In the interim, the city is negotiating a high-profile land deal in the Midway District. Earlier this year, Brookfield Properties won a competitive bidding process to redo the 48 acres the city owns around Pechanga Arena. It has pitched an all-new sports arena, five acres of public parks, 2,100 housing units and 590,000 square feet of retail space.
Mayor says the goal is a completely new arena to anchor a planned entertainment district.
A proposed ground lease with the developer is expected to go before the City Council in the first half of 2021, although the civil suit muddies potential deal terms and the prospect of a new arena, which cannot be rebuilt with a 30-foot height limit in place.

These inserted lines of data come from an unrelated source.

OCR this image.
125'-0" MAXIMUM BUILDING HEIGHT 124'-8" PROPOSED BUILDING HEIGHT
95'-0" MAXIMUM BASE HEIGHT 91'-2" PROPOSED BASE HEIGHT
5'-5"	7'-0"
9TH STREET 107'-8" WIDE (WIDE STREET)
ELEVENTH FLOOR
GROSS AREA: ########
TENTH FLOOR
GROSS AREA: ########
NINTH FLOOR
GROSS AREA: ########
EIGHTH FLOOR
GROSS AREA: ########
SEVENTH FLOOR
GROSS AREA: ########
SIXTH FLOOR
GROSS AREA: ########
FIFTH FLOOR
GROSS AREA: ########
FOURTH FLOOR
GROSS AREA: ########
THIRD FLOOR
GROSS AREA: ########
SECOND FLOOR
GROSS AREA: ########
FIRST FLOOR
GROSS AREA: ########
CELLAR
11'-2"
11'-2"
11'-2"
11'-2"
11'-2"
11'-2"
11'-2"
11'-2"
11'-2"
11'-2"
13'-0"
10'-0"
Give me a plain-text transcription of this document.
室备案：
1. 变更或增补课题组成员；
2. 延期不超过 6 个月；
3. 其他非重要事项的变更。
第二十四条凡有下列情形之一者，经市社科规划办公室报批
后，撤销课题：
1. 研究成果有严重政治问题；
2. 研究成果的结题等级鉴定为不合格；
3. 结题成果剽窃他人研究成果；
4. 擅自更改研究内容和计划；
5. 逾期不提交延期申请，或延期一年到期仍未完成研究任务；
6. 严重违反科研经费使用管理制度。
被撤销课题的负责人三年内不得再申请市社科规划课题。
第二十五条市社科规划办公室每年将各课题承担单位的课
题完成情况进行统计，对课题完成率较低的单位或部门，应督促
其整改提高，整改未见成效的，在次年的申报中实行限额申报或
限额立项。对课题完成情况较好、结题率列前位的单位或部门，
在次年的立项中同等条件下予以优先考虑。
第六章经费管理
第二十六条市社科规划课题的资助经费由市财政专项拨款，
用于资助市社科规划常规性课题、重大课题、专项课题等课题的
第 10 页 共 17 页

“The people of San Diego have removed one of the biggest barriers holding back the revitalization of the Midway District and in the process took the very important first step toward the redevelopment of the sports arena site,” Mayor Kevin Faulconer, Councilwoman Jennifer Campbell and Brookfield executive Zach Adams said in a joint statement. “This historic change will bring more jobs, more park space, more housing and a world-class sports and entertainment district that will make San Diego proud. The city and [the Brookfield team] will continue to negotiate a final deal to bring before the next mayor and City Council that fully embraces voters’ support of Measure E.”
Save Our Access vs. City of San Diego is filed with the central division of San Diego County Superior Court.